04 abril, 2007

Não confie em escritores deselegantes

Quando vejo um maltrapilho enquanto caminho pelas ruas, tão logo vou para a calçada oposta e caminho em velocidade superior, como antílope ao ver que não muito longe há um tigre. Todos fazem isso. O mesmo vale para os escritores ruins, mas poucas pessoas notam a semelhança.

Entrando em uma livraria, tento ao máximo manter distância dos escritores muito ruins, mesmo que estejam ao lado de P.G. Wodehouse. Tento curvar um pouco o braço e dar a volta aos livros do mau escritor, tocando apenas no bom livro do escritor de qualidade. Caso seja impossível, chamo um daqueles funcionários da livraria para que busque o livro bom pra mim, e rezo que não haja nenhuma cicatriz quando ele voltar. Geralmente não há, mas é porque são profissionais e devem ir armados ao encontro do livro. Os maus livros de maus escritores usam de técnicas baixas de conquista, a que alguns nomeariam catárticas, mas eu nomeio apelativas, como furar a barriga de todos os que passam com canivetes e tesouras, como os canivetes e as tesouras de seus conteúdos. Ou a promessa de sexo fácil com todas as prostitutas do puteiro - e aqui nunca empregam cabaré ou prostíbulo, mas puteiro, sempre puteiro, e também para as protitutas usam putas, putas, sempre putas - onde se passa parte da história.
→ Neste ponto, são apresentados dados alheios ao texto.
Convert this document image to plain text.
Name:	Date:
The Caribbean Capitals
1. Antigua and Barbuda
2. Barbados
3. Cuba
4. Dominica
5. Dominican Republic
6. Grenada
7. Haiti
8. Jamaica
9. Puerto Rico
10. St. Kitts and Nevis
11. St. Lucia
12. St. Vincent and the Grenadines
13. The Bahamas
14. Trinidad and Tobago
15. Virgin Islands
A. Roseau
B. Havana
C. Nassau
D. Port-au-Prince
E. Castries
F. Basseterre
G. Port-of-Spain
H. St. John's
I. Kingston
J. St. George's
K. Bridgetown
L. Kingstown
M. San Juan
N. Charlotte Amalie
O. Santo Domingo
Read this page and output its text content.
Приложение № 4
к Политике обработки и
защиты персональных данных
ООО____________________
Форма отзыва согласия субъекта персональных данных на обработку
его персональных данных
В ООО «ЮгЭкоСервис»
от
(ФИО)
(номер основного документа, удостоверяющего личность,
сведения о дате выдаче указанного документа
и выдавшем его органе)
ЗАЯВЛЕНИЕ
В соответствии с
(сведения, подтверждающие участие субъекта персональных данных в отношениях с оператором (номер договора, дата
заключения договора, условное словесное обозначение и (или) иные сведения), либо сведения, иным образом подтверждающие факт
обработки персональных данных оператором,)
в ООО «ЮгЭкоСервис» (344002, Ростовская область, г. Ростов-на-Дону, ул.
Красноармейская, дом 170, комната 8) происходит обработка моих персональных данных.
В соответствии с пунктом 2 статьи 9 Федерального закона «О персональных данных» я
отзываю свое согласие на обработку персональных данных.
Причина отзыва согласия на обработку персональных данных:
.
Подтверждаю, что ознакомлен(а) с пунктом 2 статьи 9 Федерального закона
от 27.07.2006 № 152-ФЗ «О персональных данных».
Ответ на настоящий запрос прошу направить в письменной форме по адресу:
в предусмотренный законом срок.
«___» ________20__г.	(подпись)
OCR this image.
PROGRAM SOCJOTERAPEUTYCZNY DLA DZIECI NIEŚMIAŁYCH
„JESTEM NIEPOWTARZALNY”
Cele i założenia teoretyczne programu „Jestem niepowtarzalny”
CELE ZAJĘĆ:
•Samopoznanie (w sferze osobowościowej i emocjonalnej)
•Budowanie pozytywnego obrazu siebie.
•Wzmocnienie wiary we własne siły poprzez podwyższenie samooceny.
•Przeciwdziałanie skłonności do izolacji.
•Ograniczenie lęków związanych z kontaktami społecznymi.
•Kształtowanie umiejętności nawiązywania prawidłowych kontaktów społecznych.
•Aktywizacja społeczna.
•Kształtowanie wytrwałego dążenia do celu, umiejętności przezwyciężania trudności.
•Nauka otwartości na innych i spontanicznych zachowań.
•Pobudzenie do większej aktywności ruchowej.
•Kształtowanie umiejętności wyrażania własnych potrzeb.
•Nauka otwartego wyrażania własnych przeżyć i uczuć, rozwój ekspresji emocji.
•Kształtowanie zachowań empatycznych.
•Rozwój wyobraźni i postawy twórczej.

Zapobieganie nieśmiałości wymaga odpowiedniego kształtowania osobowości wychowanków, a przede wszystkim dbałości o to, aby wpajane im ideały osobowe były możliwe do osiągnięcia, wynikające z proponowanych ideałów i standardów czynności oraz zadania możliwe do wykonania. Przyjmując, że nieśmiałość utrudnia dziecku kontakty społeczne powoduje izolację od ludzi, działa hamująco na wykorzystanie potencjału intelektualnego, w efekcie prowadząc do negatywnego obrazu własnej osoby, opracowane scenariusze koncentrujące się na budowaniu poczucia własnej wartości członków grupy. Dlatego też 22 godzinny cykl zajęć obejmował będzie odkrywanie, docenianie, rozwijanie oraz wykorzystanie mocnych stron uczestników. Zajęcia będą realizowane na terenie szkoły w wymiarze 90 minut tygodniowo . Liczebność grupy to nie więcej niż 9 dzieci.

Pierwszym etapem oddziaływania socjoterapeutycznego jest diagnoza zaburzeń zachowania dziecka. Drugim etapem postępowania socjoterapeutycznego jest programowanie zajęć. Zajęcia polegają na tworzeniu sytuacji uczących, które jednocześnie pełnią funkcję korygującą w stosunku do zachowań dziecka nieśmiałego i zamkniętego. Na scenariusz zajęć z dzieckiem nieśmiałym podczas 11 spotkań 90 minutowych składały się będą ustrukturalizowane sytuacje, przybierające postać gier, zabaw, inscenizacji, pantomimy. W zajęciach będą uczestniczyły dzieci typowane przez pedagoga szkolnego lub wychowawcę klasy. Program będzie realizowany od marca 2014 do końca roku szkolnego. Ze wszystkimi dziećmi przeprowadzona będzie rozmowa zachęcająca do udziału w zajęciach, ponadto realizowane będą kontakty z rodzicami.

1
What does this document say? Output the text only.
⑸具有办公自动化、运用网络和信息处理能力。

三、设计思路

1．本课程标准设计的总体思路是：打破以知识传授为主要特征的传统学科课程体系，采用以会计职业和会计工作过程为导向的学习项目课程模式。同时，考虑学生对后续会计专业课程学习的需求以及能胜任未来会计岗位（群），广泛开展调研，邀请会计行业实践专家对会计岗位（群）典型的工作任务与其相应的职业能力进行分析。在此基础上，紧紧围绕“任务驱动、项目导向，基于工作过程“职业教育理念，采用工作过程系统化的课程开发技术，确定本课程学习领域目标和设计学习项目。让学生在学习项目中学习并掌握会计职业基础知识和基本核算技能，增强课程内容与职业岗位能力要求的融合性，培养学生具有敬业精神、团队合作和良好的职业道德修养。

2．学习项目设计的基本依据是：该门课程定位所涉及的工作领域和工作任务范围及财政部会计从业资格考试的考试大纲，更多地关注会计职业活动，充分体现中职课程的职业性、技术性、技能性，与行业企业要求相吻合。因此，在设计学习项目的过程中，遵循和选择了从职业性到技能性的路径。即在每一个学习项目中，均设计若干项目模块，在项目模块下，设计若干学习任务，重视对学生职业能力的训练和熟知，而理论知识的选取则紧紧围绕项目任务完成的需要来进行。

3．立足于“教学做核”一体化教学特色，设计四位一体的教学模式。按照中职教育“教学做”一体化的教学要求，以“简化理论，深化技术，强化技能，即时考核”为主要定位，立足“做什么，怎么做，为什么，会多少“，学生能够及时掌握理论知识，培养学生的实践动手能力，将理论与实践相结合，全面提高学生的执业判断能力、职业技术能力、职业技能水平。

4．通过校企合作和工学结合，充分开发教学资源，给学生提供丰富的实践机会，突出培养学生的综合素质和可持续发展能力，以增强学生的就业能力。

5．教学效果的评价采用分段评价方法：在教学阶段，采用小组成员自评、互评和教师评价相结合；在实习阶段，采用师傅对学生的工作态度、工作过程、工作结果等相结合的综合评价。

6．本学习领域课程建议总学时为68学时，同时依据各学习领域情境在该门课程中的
O resto da história se divide entre a casa bagunçada do mocinho, que geralmente é um malvado em todos os sentidos, mas é retratado como herói porque mata simplesmente pra defender sua causa - o que ainda soa muito glorioso para a história do mocinho, pois defender a causa é o que fazem os super-heróis, mas esses mocinhos defendem a causa errada e de forma grosseira. Se seus pais morreram, não foi em um assalto, foi culpa de uma orgia em que contraíram AIDS, que passaram para o filho mocinho. O mocinho mata porque tem AIDS -, e a floresta Amazônica, em que serão relatados problemas ambientais e onde, de alguma forma mal explicada, o mocinho vai parar para se aliar a uma ONG terrorista sem glamour.

A contracapa trará menções aos prêmios recebidos da UNESCO pelo autor, como "defensor das causas ambientais urgentes", "inimigo declarado do aquecimento global" e críticas positivas de todos os jornais: "um soco no estômago", se é que isso é positivo. Mas o autor se orgulha de socar estômagos, o que é extremamente deselegante e cruel. O "humor sarcástico" do autor é cortante. Depois da leitura, suponho, ou antes de terminá-la, morre-se de infecção pelo corte do humor sarcástico - e geralmente sutil ao mesmo tempo. Sarcástico, cortante e sutil.

Os mendigos maltrapilhos da rua são, se fato, perigosos. Mas seu perigo é evidente, não é sutil. Eles nos ameaçam antes de nos cortar, não o fazem sem aviso. "Passa a grana ou eu te furo". Se escrita por um mau escritor, até a realidade fica pior: "Eu te furo", diria o mendigo-ladrão, e furaria. Ou nem diria que fura, nem pediria o dinheiro - furaria e pegaria o dinheiro. E, se você desse o dinheiro, ele não te abençoaria, mas te odiaria porque você não deu mais. Os maus escritores pioram tudo o que tocam, tudo o que pensam, transformam em lixo cada palavra.

Sempre que estou pelas ruas e vejo de um lado um mendigo e, do outro, "as veias abertas da América Latina", vou pro lado do mendigo. E correndo.